La France pourrait enfin voir baisser les prix de l’essence, mais pas tout de suite : il faudra patienter quelques semaines. Cette baisse fait suite à un accord de paix entre les États-Unis et l’Iran, qui met fin à plus de trois mois de conflit au Moyen-Orient. L’accord pourrait alléger le budget des ménages français en réduisant le prix du gazole et du SP95. Laurent Cappelletti, économiste et professeur au CNAM, prévient toutefois qu’il faudra compter « deux ou trois semaines » avant d’en profiter.

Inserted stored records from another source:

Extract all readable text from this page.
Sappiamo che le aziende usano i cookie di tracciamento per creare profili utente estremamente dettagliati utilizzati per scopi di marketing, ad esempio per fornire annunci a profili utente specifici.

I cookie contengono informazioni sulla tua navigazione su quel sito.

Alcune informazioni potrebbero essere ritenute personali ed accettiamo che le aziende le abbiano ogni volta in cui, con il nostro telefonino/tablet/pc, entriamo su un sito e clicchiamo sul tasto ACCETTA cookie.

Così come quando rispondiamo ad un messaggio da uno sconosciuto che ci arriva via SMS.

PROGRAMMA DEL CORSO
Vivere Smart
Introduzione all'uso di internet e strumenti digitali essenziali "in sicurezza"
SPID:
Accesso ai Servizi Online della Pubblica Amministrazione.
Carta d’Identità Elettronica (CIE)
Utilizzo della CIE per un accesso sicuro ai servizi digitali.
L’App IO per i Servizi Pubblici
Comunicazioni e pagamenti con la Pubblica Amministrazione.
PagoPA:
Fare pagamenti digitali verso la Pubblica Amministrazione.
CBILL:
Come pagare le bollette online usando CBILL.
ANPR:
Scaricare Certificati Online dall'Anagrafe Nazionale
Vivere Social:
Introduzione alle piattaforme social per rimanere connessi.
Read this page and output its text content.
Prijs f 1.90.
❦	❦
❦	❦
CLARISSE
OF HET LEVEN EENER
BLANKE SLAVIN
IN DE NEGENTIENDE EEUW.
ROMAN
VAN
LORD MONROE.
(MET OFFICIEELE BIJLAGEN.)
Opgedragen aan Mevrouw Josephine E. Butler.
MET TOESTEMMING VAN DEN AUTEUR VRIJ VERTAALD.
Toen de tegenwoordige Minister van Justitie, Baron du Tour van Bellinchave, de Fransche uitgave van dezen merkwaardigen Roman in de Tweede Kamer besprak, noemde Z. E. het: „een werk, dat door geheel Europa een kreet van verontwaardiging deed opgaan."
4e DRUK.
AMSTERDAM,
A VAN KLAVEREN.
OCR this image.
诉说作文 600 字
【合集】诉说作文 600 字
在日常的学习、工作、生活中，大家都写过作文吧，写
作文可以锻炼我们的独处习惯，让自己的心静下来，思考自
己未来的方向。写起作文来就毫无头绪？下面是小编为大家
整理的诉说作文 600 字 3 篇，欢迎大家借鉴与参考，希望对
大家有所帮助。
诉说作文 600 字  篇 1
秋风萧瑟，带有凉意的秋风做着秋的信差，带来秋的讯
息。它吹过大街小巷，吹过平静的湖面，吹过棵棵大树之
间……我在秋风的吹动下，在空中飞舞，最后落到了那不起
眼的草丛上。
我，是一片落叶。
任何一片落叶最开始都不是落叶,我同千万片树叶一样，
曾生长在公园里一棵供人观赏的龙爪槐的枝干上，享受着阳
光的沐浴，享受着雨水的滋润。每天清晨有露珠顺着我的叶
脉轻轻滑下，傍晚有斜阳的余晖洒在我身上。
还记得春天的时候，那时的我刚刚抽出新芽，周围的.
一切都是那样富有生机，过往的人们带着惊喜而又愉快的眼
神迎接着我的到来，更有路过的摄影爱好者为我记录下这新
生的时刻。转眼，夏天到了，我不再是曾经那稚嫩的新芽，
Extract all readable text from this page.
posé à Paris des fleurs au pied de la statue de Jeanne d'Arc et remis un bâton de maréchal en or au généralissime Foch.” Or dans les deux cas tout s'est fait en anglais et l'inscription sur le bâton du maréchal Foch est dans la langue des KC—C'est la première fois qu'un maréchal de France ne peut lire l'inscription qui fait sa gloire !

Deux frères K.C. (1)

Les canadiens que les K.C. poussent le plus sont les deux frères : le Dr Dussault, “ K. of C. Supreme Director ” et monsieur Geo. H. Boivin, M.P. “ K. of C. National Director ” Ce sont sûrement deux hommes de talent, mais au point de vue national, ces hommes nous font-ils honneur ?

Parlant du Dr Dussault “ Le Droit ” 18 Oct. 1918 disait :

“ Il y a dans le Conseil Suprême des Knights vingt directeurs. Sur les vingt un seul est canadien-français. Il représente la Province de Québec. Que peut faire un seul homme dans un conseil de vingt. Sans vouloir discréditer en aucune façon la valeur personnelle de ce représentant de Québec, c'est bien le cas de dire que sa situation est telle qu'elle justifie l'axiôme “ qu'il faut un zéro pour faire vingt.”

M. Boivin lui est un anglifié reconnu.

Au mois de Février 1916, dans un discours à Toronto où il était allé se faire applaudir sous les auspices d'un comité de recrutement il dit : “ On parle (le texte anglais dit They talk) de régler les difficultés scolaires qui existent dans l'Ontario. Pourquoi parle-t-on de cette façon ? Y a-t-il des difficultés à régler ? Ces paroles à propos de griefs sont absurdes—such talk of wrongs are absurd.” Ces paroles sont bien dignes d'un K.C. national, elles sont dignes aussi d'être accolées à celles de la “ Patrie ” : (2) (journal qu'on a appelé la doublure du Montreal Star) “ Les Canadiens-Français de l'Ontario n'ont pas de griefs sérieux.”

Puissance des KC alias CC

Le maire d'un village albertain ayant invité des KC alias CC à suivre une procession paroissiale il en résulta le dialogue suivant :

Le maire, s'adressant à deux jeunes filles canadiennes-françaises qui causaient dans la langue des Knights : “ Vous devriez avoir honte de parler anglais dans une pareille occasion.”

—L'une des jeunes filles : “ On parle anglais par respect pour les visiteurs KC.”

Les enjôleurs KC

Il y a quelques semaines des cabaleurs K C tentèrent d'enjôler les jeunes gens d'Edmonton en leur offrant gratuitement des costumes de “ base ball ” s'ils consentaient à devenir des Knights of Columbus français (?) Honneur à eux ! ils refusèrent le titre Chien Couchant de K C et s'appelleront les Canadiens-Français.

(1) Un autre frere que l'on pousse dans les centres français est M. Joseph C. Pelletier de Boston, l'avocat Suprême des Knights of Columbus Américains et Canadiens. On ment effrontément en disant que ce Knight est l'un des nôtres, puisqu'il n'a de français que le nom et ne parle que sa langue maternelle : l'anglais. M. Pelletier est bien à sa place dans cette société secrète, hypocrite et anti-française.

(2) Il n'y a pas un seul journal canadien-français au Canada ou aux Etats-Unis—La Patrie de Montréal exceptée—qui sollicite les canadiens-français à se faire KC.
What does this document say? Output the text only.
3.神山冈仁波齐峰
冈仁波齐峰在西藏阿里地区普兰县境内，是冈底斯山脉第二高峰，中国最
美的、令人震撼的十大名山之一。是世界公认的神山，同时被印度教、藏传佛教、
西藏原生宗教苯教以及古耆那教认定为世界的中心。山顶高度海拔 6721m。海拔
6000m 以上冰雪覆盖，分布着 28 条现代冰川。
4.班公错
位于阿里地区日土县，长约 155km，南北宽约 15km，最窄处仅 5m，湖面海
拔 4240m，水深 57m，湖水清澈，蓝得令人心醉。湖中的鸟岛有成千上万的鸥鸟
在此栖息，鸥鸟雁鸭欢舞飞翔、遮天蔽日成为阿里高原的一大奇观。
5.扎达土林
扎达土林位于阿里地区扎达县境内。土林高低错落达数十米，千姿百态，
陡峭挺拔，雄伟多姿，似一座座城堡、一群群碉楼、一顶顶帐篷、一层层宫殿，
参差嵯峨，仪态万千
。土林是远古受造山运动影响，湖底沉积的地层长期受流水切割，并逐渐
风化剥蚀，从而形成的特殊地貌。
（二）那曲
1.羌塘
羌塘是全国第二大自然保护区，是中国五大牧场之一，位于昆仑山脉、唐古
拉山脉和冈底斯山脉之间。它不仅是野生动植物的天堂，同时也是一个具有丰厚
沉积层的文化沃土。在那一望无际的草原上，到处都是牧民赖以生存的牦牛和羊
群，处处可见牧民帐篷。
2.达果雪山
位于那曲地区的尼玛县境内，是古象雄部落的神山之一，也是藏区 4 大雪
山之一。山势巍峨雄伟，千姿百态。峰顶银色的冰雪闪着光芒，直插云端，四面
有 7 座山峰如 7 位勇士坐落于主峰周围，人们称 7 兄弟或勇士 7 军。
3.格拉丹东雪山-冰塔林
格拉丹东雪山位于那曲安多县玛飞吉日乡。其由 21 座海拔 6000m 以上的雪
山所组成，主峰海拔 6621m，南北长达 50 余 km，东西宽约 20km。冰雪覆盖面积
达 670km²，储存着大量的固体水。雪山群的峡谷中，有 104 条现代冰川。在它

Ce qui s’est passé sur la scène géopolitique et les effets immédiats
Depuis le 28 février, le début de la guerre en Iran avait fortement perturbé les marchés pétroliers, en particulier avec la fermeture du détroit de Hormuz. La signature de l’accord entre les États-Unis et l’Iran marque un apaisement et nourrit l’espoir de retombées sur le marché de l’énergie. Sébastien Lecornu, Premier ministre français, a salué l’accord et la réouverture programmée du détroit d’Ormuz, qu’il a qualifiés de « deux bonnes nouvelles ».
Les cours du baril de pétrole ont déjà nettement reculé. Pour la première fois depuis début mars, le prix du gazole est repassé sous la barre des 2,00 € le litre. Les prix à la pompe restent toutefois bien plus élevés qu’avant le conflit.
Analyse économique : pourquoi il faut attendre pour voir la baisse à la pompe
Laurent Cappelletti explique sur Cnews que la baisse ne se répercute pas tout de suite sur les stations-service : « les prix d’aujourd’hui sont les prix du stock achetés il y a trois semaines », dit-il. Il faut compter « entre une semaine et dix jours » pour voir les premières diminutions à la pompe, et sans doute « quinze jours à trois semaines » pour revenir aux niveaux d’avant le conflit, soit 1,72 € le litre pour le SP95 et le gazole.
De son côté, Michel-Édouard Leclerc, figure du secteur de la distribution, insiste sur la nécessité de « libérer le détroit d’Ormuz » pour permettre une baisse significative des prix.
Ce que prévoit le gouvernement
Le gouvernement français, par la voix de Sébastien Lecornu, assure rester vigilant sur la transmission des baisses du pétrole aux prix à la pompe, avec des dispositifs comme l’indemnité carburant. Lecornu a déclaré que « si les prix du pétrole baissent, les prix à la pompe devront baisser avec la même rapidité que les hausses observées au début de la crise ».
L’accord conclu entre les États-Unis et l’Iran et la réouverture programmée du détroit d’Ormuz sont deux bonnes nouvelles.
Cette détente devrait maintenant se traduire sur les marchés de l’énergie et notamment dans les prix du pétrole.